Mais l’action de Knutzen sur Kant veut être étudiée de plus près et dans le détail : ce n’est pas seulement l’esprit général, ce sont les études et les œuvres mêmes de Kant, qui témoignent en faveur de cette influence.

Le goût des mathématiques et de la physique, que Kant devait à Knutzen et sans doute aussi à Teske, un collègue de ce dernier et, comme lui, un ami de Schultz, s’accuse dès le traité sur « la véritable mesure de forces vives », que Kant publia l’année même où il terminait ses études à l’Université. La question sur laquelle roule l’ouvrage devait avoir été discutée dans les leçons de Knutzen : elle intéressait directement la théorie de l’influx physique. L’analyse des lois du choc, pour les corps élastiques et non élastiques, est évidemment inspirée par Knutzen. C’est à ce dernier enfin qu’il est fait allusion dans le passage suivant : « Il n’a manqué à un pénétrant écrivain, pour triompher complètement de l’harmonie préétablie par sa théorie de l’influx physique, que d’avoir évité la petite confusion dont notre remarque permet de se tirer aisément[1]. »

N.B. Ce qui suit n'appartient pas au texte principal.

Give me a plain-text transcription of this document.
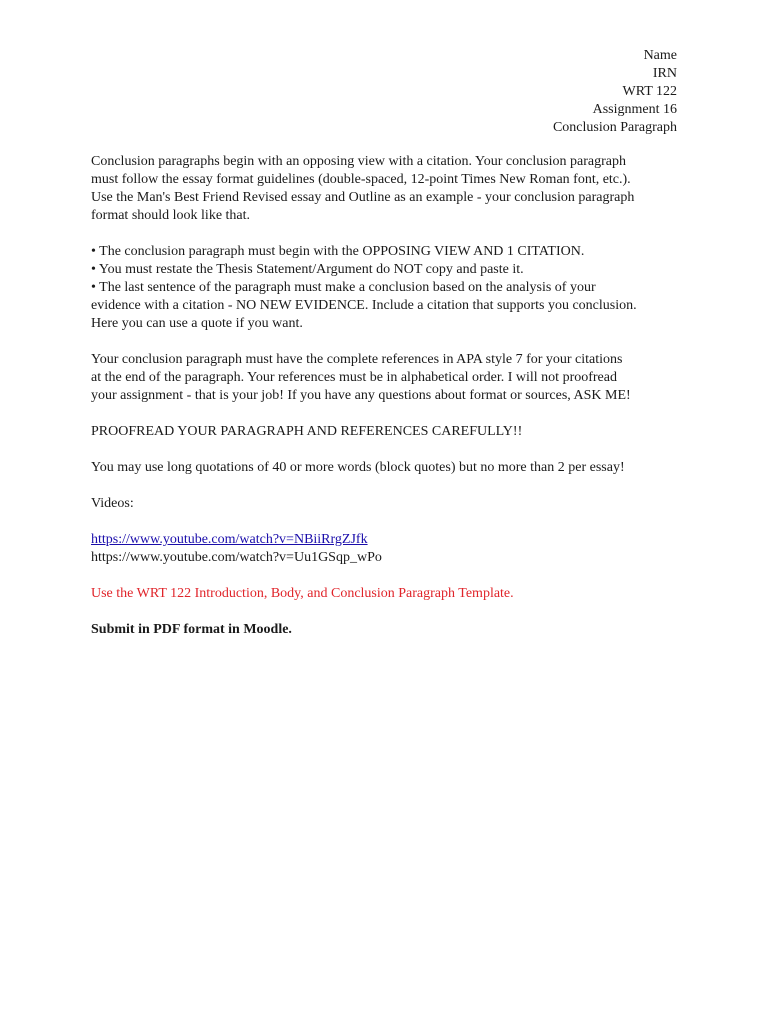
Name
IRN
WRT 122
Assignment 16
Conclusion Paragraph

Conclusion paragraphs begin with an opposing view with a citation. Your conclusion paragraph
must follow the essay format guidelines (double-spaced, 12-point Times New Roman font, etc.).
Use the Man's Best Friend Revised essay and Outline as an example - your conclusion paragraph
format should look like that.

• The conclusion paragraph must begin with the OPPOSING VIEW AND 1 CITATION.
• You must restate the Thesis Statement/Argument do NOT copy and paste it.
• The last sentence of the paragraph must make a conclusion based on the analysis of your
evidence with a citation - NO NEW EVIDENCE. Include a citation that supports you conclusion.
Here you can use a quote if you want.

Your conclusion paragraph must have the complete references in APA style 7 for your citations
at the end of the paragraph. Your references must be in alphabetical order. I will not proofread
your assignment - that is your job! If you have any questions about format or sources, ASK ME!

PROOFREAD YOUR PARAGRAPH AND REFERENCES CAREFULLY!!

You may use long quotations of 40 or more words (block quotes) but no more than 2 per essay!

Videos:

https://www.youtube.com/watch?v=NBiiRrgZJfk
https://www.youtube.com/watch?v=Uu1GSqp_wPo

Use the WRT 122 Introduction, Body, and Conclusion Paragraph Template.

Submit in PDF format in Moodle.
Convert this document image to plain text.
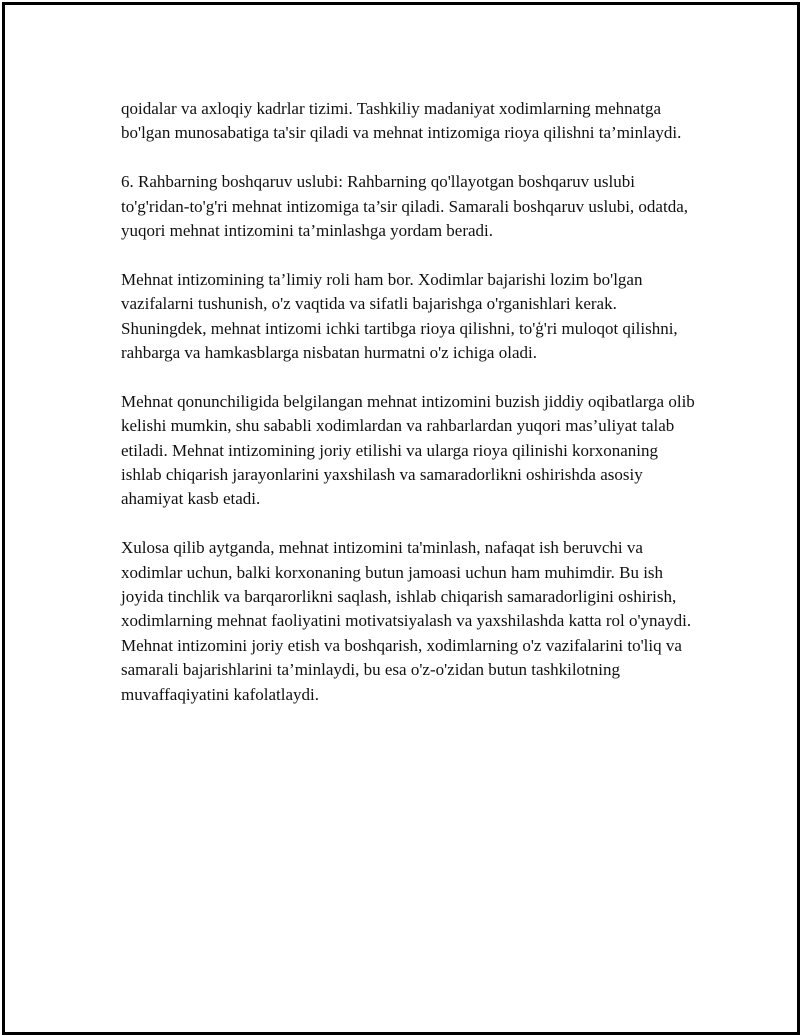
qoidalar va axloqiy kadrlar tizimi. Tashkiliy madaniyat xodimlarning mehnatga bo'lgan munosabatiga ta'sir qiladi va mehnat intizomiga rioya qilishni ta’minlaydi.

6. Rahbarning boshqaruv uslubi: Rahbarning qo'llayotgan boshqaruv uslubi to'g'ridan-to'g'ri mehnat intizomiga ta’sir qiladi. Samarali boshqaruv uslubi, odatda, yuqori mehnat intizomini ta’minlashga yordam beradi.

Mehnat intizomining ta’limiy roli ham bor. Xodimlar bajarishi lozim bo'lgan vazifalarni tushunish, o'z vaqtida va sifatli bajarishga o'rganishlari kerak. Shuningdek, mehnat intizomi ichki tartibga rioya qilishni, to'ģ'ri muloqot qilishni, rahbarga va hamkasblarga nisbatan hurmatni o'z ichiga oladi.

Mehnat qonunchiligida belgilangan mehnat intizomini buzish jiddiy oqibatlarga olib kelishi mumkin, shu sababli xodimlardan va rahbarlardan yuqori mas’uliyat talab etiladi. Mehnat intizomining joriy etilishi va ularga rioya qilinishi korxonaning ishlab chiqarish jarayonlarini yaxshilash va samaradorlikni oshirishda asosiy ahamiyat kasb etadi.

Xulosa qilib aytganda, mehnat intizomini ta'minlash, nafaqat ish beruvchi va xodimlar uchun, balki korxonaning butun jamoasi uchun ham muhimdir. Bu ish joyida tinchlik va barqarorlikni saqlash, ishlab chiqarish samaradorligini oshirish, xodimlarning mehnat faoliyatini motivatsiyalash va yaxshilashda katta rol o'ynaydi. Mehnat intizomini joriy etish va boshqarish, xodimlarning o'z vazifalarini to'liq va samarali bajarishlarini ta’minlaydi, bu esa o'z-o'zidan butun tashkilotning muvaffaqiyatini kafolatlaydi.
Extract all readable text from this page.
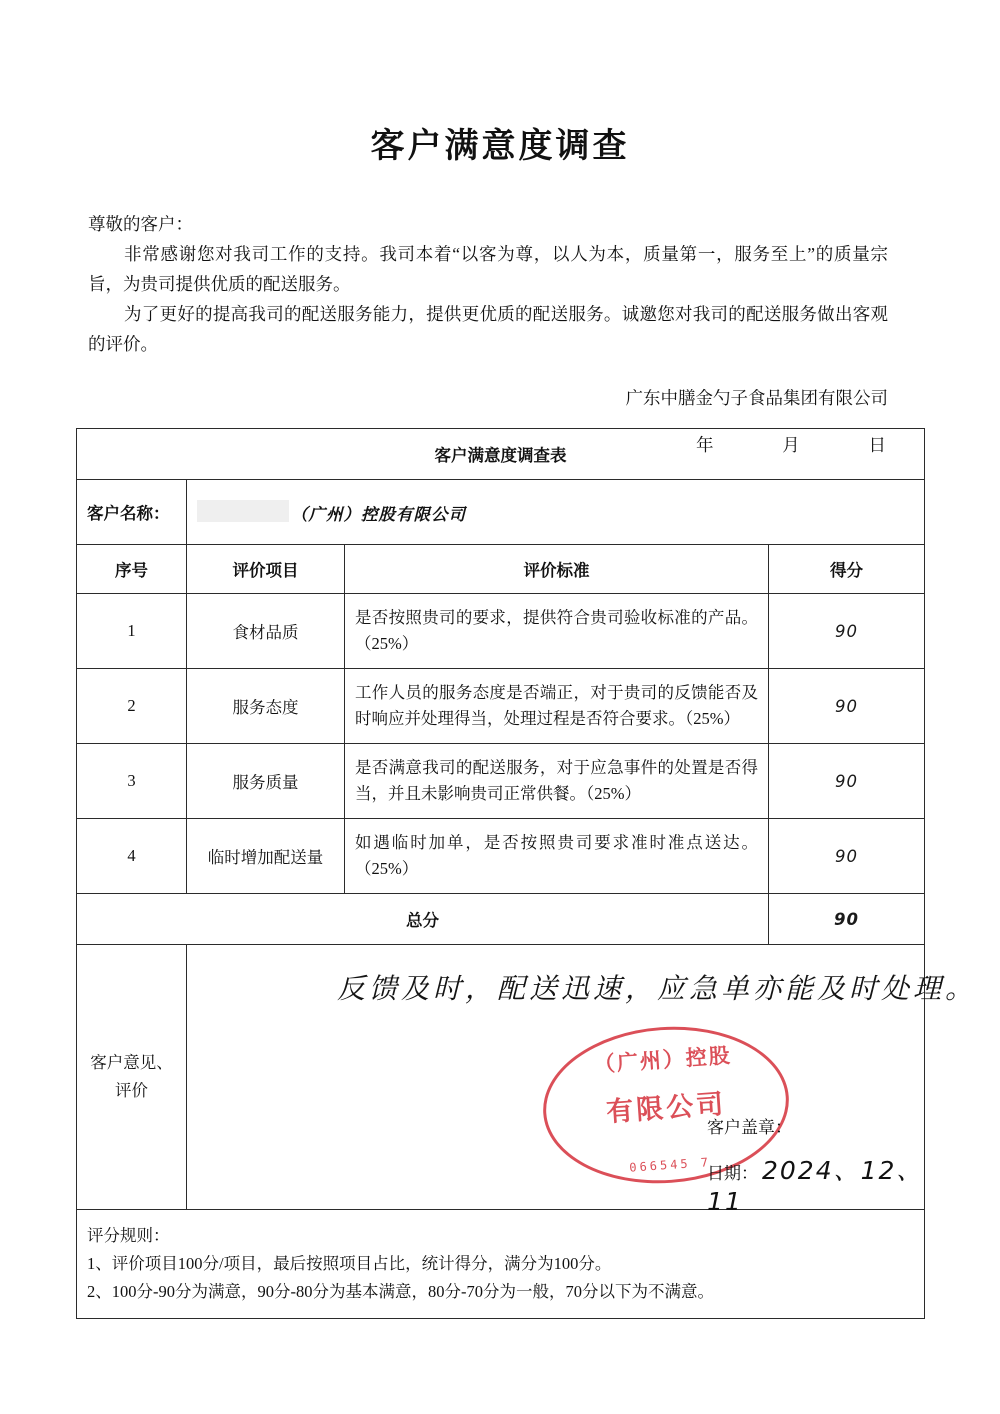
客户满意度调查

尊敬的客户：

非常感谢您对我司工作的支持。我司本着“以客为尊，以人为本，质量第一，服务至上”的质量宗旨，为贵司提供优质的配送服务。

为了更好的提高我司的配送服务能力，提供更优质的配送服务。诚邀您对我司的配送服务做出客观的评价。

广东中膳金勺子食品集团有限公司

年	月	日

客户满意度调查表			
客户名称：	（广州）控股有限公司		
序号	评价项目	评价标准	得分
1	食材品质	是否按照贵司的要求，提供符合贵司验收标准的产品。（25%）	90
2	服务态度	工作人员的服务态度是否端正，对于贵司的反馈能否及时响应并处理得当，处理过程是否符合要求。（25%）	90
3	服务质量	是否满意我司的配送服务，对于应急事件的处置是否得当，并且未影响贵司正常供餐。（25%）	90
4	临时增加配送量	如遇临时加单，是否按照贵司要求准时准点送达。（25%）	90
总分			90
客户意见、评价	
反馈及时，配送迅速，应急单亦能及时处理。
（广州）控股
有限公司
066545 7
客户盖章：
日期： 2024、12、11

评分规则：
1、评价项目100分/项目，最后按照项目占比，统计得分，满分为100分。
2、100分-90分为满意，90分-80分为基本满意，80分-70分为一般，70分以下为不满意。			
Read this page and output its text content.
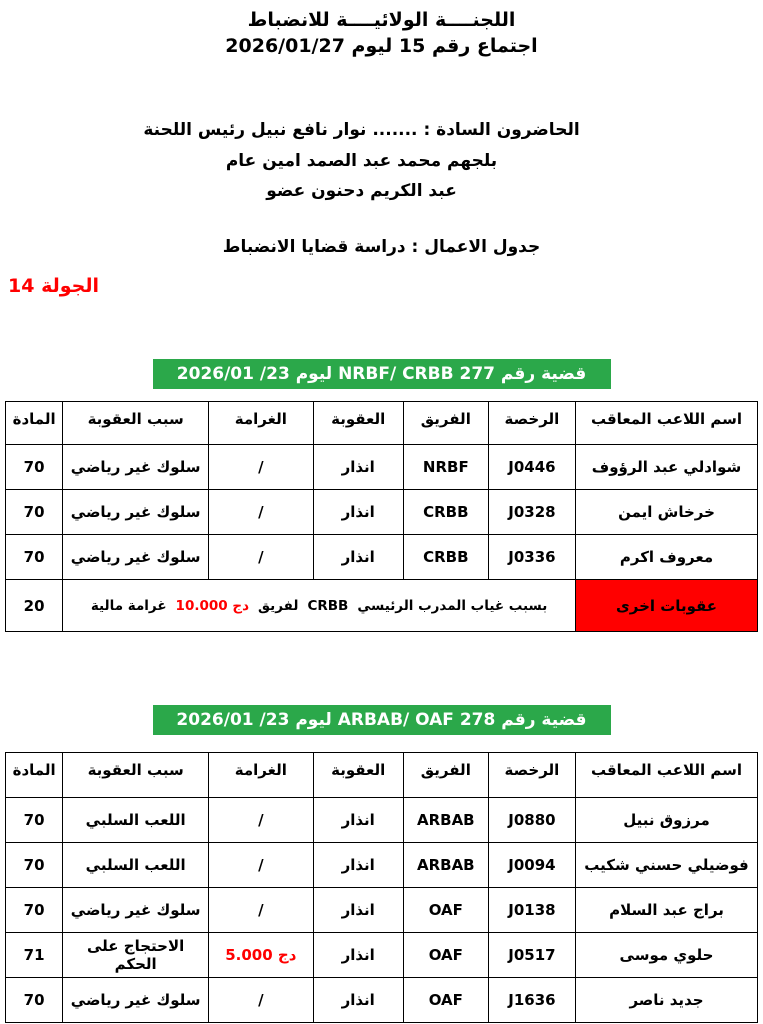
اللجنــــة الولائيــــة للانضباط
اجتماع رقم 15 ليوم 2026/01/27
الحاضرون السادة : ....... نوار نافع نبيل رئيس اللحنة
بلجهم محمد عبد الصمد امين عام
عبد الكريم دحنون عضو
جدول الاعمال : دراسة قضايا الانضباط
الجولة 14
قضية رقم 277 NRBF/ CRBB ليوم 23/ 2026/01
اسم اللاعب المعاقب	الرخصة	الفريق	العقوبة	الغرامة	سبب العقوبة	المادة
شوادلي عبد الرؤوف	J0446	NRBF	انذار	/	سلوك غير رياضي	70
خرخاش ايمن	J0328	CRBB	انذار	/	سلوك غير رياضي	70
معروف اكرم	J0336	CRBB	انذار	/	سلوك غير رياضي	70
عقوبات اخرى	غرامة مالية 10.000 دج لفريق CRBB بسبب غياب المدرب الرئيسي					20
قضية رقم 278 ARBAB/ OAF ليوم 23/ 2026/01
اسم اللاعب المعاقب	الرخصة	الفريق	العقوبة	الغرامة	سبب العقوبة	المادة
مرزوق نبيل	J0880	ARBAB	انذار	/	اللعب السلبي	70
فوضيلي حسني شكيب	J0094	ARBAB	انذار	/	اللعب السلبي	70
براج عبد السلام	J0138	OAF	انذار	/	سلوك غير رياضي	70
حلوي موسى	J0517	OAF	انذار	5.000 دج	الاحتجاج على الحكم	71
جديد ناصر	J1636	OAF	انذار	/	سلوك غير رياضي	70
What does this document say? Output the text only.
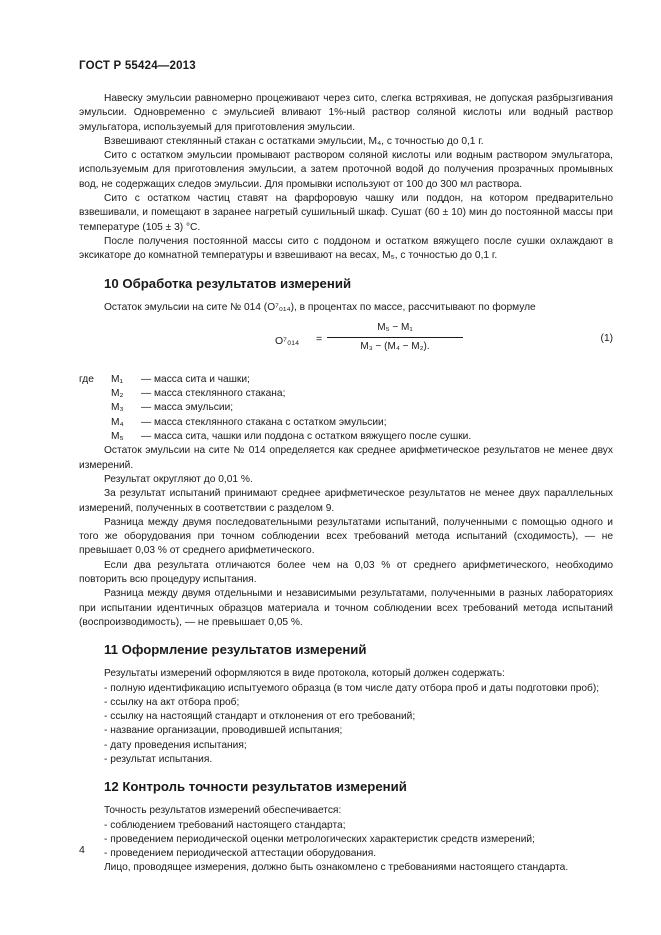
ГОСТ Р 55424—2013

Навеску эмульсии равномерно процеживают через сито, слегка встряхивая, не допуская разбрызгивания эмульсии. Одновременно с эмульсией вливают 1%-ный раствор соляной кислоты или водный раствор эмульгатора, используемый для приготовления эмульсии.

Взвешивают стеклянный стакан с остатками эмульсии, M₄, с точностью до 0,1 г.

Сито с остатком эмульсии промывают раствором соляной кислоты или водным раствором эмульгатора, используемым для приготовления эмульсии, а затем проточной водой до получения прозрачных промывных вод, не содержащих следов эмульсии. Для промывки используют от 100 до 300 мл раствора.

Сито с остатком частиц ставят на фарфоровую чашку или поддон, на котором предварительно взвешивали, и помещают в заранее нагретый сушильный шкаф. Сушат (60 ± 10) мин до постоянной массы при температуре (105 ± 3) °С.

После получения постоянной массы сито с поддоном и остатком вяжущего после сушки охлаждают в эксикаторе до комнатной температуры и взвешивают на весах, M₅, с точностью до 0,1 г.

10 Обработка результатов измерений

Остаток эмульсии на сите № 014 (O⁷₀₁₄), в процентах по массе, рассчитывают по формуле

O⁷₀₁₄ =
M₅ − M₁
M₃ − (M₄ − M₂).
(1)
где	M₁	— масса сита и чашки;
M₂	— масса стеклянного стакана;
M₃	— масса эмульсии;
M₄	— масса стеклянного стакана с остатком эмульсии;
M₅	— масса сита, чашки или поддона с остатком вяжущего после сушки.

Остаток эмульсии на сите № 014 определяется как среднее арифметическое результатов не менее двух измерений.

Результат округляют до 0,01 %.

За результат испытаний принимают среднее арифметическое результатов не менее двух параллельных измерений, полученных в соответствии с разделом 9.

Разница между двумя последовательными результатами испытаний, полученными с помощью одного и того же оборудования при точном соблюдении всех требований метода испытаний (сходимость), — не превышает 0,03 % от среднего арифметического.

Если два результата отличаются более чем на 0,03 % от среднего арифметического, необходимо повторить всю процедуру испытания.

Разница между двумя отдельными и независимыми результатами, полученными в разных лабораториях при испытании идентичных образцов материала и точном соблюдении всех требований метода испытаний (воспроизводимость), — не превышает 0,05 %.

11 Оформление результатов измерений

Результаты измерений оформляются в виде протокола, который должен содержать:

- полную идентификацию испытуемого образца (в том числе дату отбора проб и даты подготовки проб);
- ссылку на акт отбора проб;
- ссылку на настоящий стандарт и отклонения от его требований;
- название организации, проводившей испытания;
- дату проведения испытания;
- результат испытания.
12 Контроль точности результатов измерений

Точность результатов измерений обеспечивается:

- соблюдением требований настоящего стандарта;
- проведением периодической оценки метрологических характеристик средств измерений;
- проведением периодической аттестации оборудования.

Лицо, проводящее измерения, должно быть ознакомлено с требованиями настоящего стандарта.

4
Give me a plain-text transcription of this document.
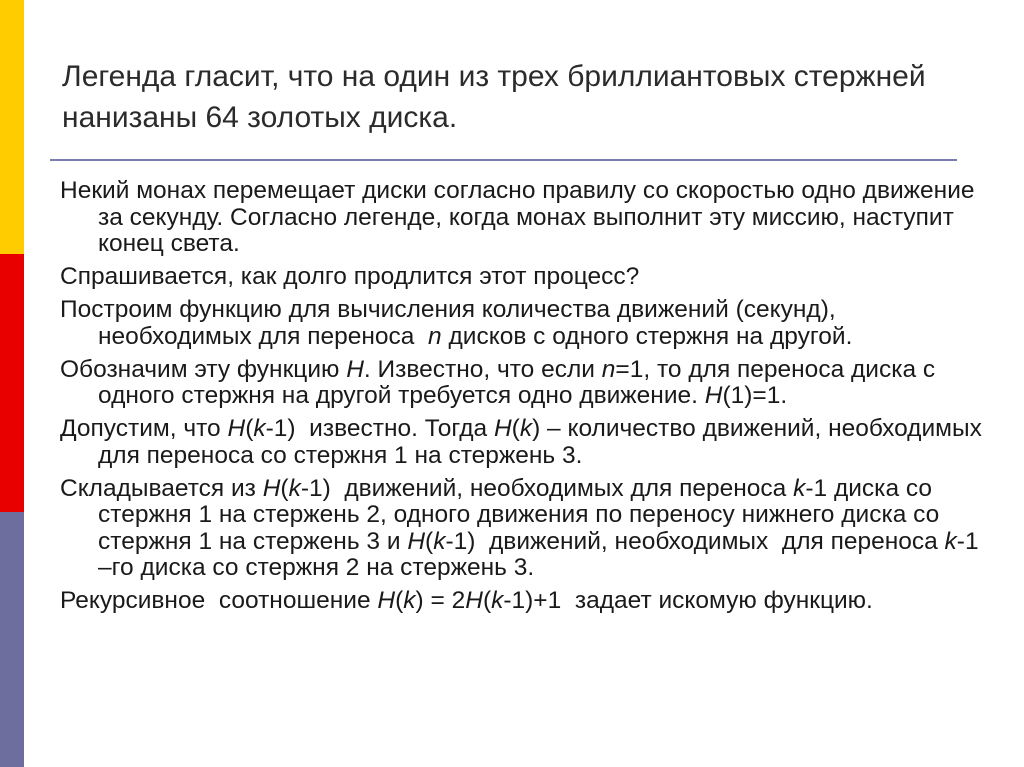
Легенда гласит, что на один из трех бриллиантовых стержней нанизаны 64 золотых диска.

Некий монах перемещает диски согласно правилу со скоростью одно движение за секунду. Согласно легенде, когда монах выполнит эту миссию, наступит конец света.

Спрашивается, как долго продлится этот процесс?

Построим функцию для вычисления количества движений (секунд), необходимых для переноса  n дисков с одного стержня на другой.

Обозначим эту функцию H. Известно, что если n=1, то для переноса диска с одного стержня на другой требуется одно движение. H(1)=1.

Допустим, что H(k-1)  известно. Тогда H(k) – количество движений, необходимых для переноса со стержня 1 на стержень 3.

Складывается из H(k-1)  движений, необходимых для переноса k-1 диска со стержня 1 на стержень 2, одного движения по переносу нижнего диска со стержня 1 на стержень 3 и H(k-1)  движений, необходимых  для переноса k-1 –го диска со стержня 2 на стержень 3.

Рекурсивное  соотношение H(k) = 2H(k-1)+1  задает искомую функцию.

« L’histoire naturelle du ciel » de 1755, consacrée tout entière à la glorification des principes de Newton, suffit à montrer combien l’élève avait hérité du culte du maître pour le physicien anglais. Il n’est pas jusqu’à la forme extérieure des thèses de doctorat, « Principiorum primorum cognitionis metaphysicæ nova dilucidatio »,

  1. B. Erdmann, Martin Knulzen, 113.